Gerutuan saya mengenai frasa ”kok tega” berubah menjadi rasa syukur. Tak banyak rasanya CEO perusahaan besar yang memberikan tugas langsung kepada staf, menyemangati, memberikan pujian, dan tentu saja teguran keras jika perlu. Saya sungguh bersyukur.
Hari ini saya begitu kaget dengan status tersangka yang disematkan kepada Pak Dahlan Iskan. Pak Dahlan adalah Jawa Pos, Jawa Pos adalah Pak Dahlan. Tapi, yang terjadi adalah Pak Dahlan dan Jawa Pos saat ini saling gugat dan berujung Pak Dahlan menjadi tersangka.
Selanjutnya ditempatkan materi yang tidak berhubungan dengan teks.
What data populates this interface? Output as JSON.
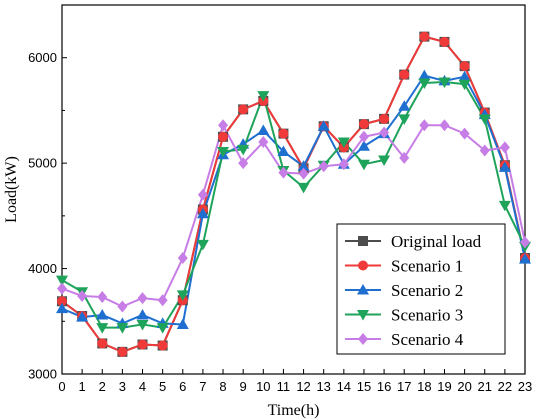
{
  "chart_data": {
    "type": "line",
    "title": "",
    "xlabel": "Time(h)",
    "ylabel": "Load(kW)",
    "x": [
      0,
      1,
      2,
      3,
      4,
      5,
      6,
      7,
      8,
      9,
      10,
      11,
      12,
      13,
      14,
      15,
      16,
      17,
      18,
      19,
      20,
      21,
      22,
      23
    ],
    "xlim": [
      0,
      23
    ],
    "ylim": [
      3000,
      6500
    ],
    "yticks": [
      3000,
      4000,
      5000,
      6000
    ],
    "grid": false,
    "legend_position": "bottom-right",
    "series": [
      {
        "name": "Original load",
        "color": "#4d4d4d",
        "marker": "square",
        "values": [
          3690,
          3550,
          3290,
          3210,
          3280,
          3270,
          3700,
          4560,
          5250,
          5510,
          5590,
          5280,
          4950,
          5350,
          5150,
          5370,
          5420,
          5840,
          6200,
          6150,
          5920,
          5480,
          4980,
          4100
        ]
      },
      {
        "name": "Scenario 1",
        "color": "#f03a3a",
        "marker": "circle",
        "values": [
          3690,
          3550,
          3290,
          3210,
          3280,
          3270,
          3700,
          4560,
          5250,
          5510,
          5590,
          5280,
          4950,
          5350,
          5150,
          5370,
          5420,
          5840,
          6200,
          6150,
          5920,
          5480,
          4980,
          4100
        ]
      },
      {
        "name": "Scenario 2",
        "color": "#1f6fd0",
        "marker": "triangle-up",
        "values": [
          3620,
          3540,
          3560,
          3480,
          3560,
          3480,
          3470,
          4520,
          5080,
          5180,
          5310,
          5110,
          4970,
          5350,
          4990,
          5160,
          5280,
          5540,
          5830,
          5780,
          5820,
          5460,
          4960,
          4090
        ]
      },
      {
        "name": "Scenario 3",
        "color": "#1ea35a",
        "marker": "triangle-down",
        "values": [
          3890,
          3780,
          3440,
          3440,
          3470,
          3440,
          3750,
          4230,
          5110,
          5130,
          5640,
          4930,
          4770,
          4980,
          5200,
          4990,
          5030,
          5420,
          5760,
          5770,
          5750,
          5420,
          4600,
          4210
        ]
      },
      {
        "name": "Scenario 4",
        "color": "#c77de6",
        "marker": "diamond",
        "values": [
          3810,
          3740,
          3730,
          3640,
          3720,
          3700,
          4100,
          4700,
          5360,
          5000,
          5200,
          4910,
          4900,
          4970,
          4990,
          5250,
          5290,
          5050,
          5360,
          5360,
          5280,
          5120,
          5150,
          4250
        ]
      }
    ]
  }
}
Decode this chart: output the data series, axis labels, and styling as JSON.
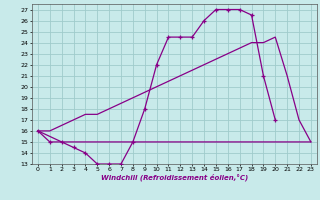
{
  "xlabel": "Windchill (Refroidissement éolien,°C)",
  "bg_color": "#c8eaea",
  "grid_color": "#a0cccc",
  "line_color": "#880088",
  "xlim": [
    -0.5,
    23.5
  ],
  "ylim": [
    13,
    27.5
  ],
  "yticks": [
    13,
    14,
    15,
    16,
    17,
    18,
    19,
    20,
    21,
    22,
    23,
    24,
    25,
    26,
    27
  ],
  "xticks": [
    0,
    1,
    2,
    3,
    4,
    5,
    6,
    7,
    8,
    9,
    10,
    11,
    12,
    13,
    14,
    15,
    16,
    17,
    18,
    19,
    20,
    21,
    22,
    23
  ],
  "line1_x": [
    0,
    1,
    2,
    3,
    4,
    5,
    6,
    7,
    8,
    9,
    10,
    11,
    12,
    13,
    14,
    15,
    16,
    17,
    18,
    19,
    20
  ],
  "line1_y": [
    16,
    15,
    15,
    14.5,
    14,
    13,
    13,
    13,
    15,
    18,
    22,
    24.5,
    24.5,
    24.5,
    26,
    27,
    27,
    27,
    26.5,
    21,
    17
  ],
  "line2_x": [
    0,
    2,
    3,
    4,
    5,
    6,
    7,
    8,
    9,
    10,
    11,
    12,
    13,
    14,
    15,
    16,
    17,
    18,
    19,
    20,
    21,
    22,
    23
  ],
  "line2_y": [
    16,
    15,
    15,
    15,
    15,
    15,
    15,
    15,
    15,
    15,
    15,
    15,
    15,
    15,
    15,
    15,
    15,
    15,
    15,
    15,
    15,
    15,
    15
  ],
  "line3_x": [
    0,
    1,
    2,
    3,
    4,
    5,
    6,
    7,
    8,
    9,
    10,
    11,
    12,
    13,
    14,
    15,
    16,
    17,
    18,
    19,
    20,
    21,
    22,
    23
  ],
  "line3_y": [
    16,
    16,
    16.5,
    17,
    17.5,
    17.5,
    18,
    18.5,
    19,
    19.5,
    20,
    20.5,
    21,
    21.5,
    22,
    22.5,
    23,
    23.5,
    24,
    24,
    24.5,
    21,
    17,
    15
  ]
}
Saya tak terlalu peduli apa yang terjadi hingga saling gugat. Saya hanya bergumam, kok tega. Pak Dahlan membangun Jawa Pos di era 1980. Menggeser budaya membaca koran sore menjadi pagi, membangun budaya kerja yang kuat dan tentu saja menghasilkan pendapatan yang peningkatannya eksponensial dari tahun 1980 hingga 2000-an.
Apa tak tersisa ingatan saling menghidupi sebegitu lamanya? Apa tak ada sisa rasa sayang dan saling dukung yang sudah berjalan hampir setengah abad sejak Jawa Pos diambil alih, sehingga Pak Dahlan di masa tua harus menghadapi status tersangka?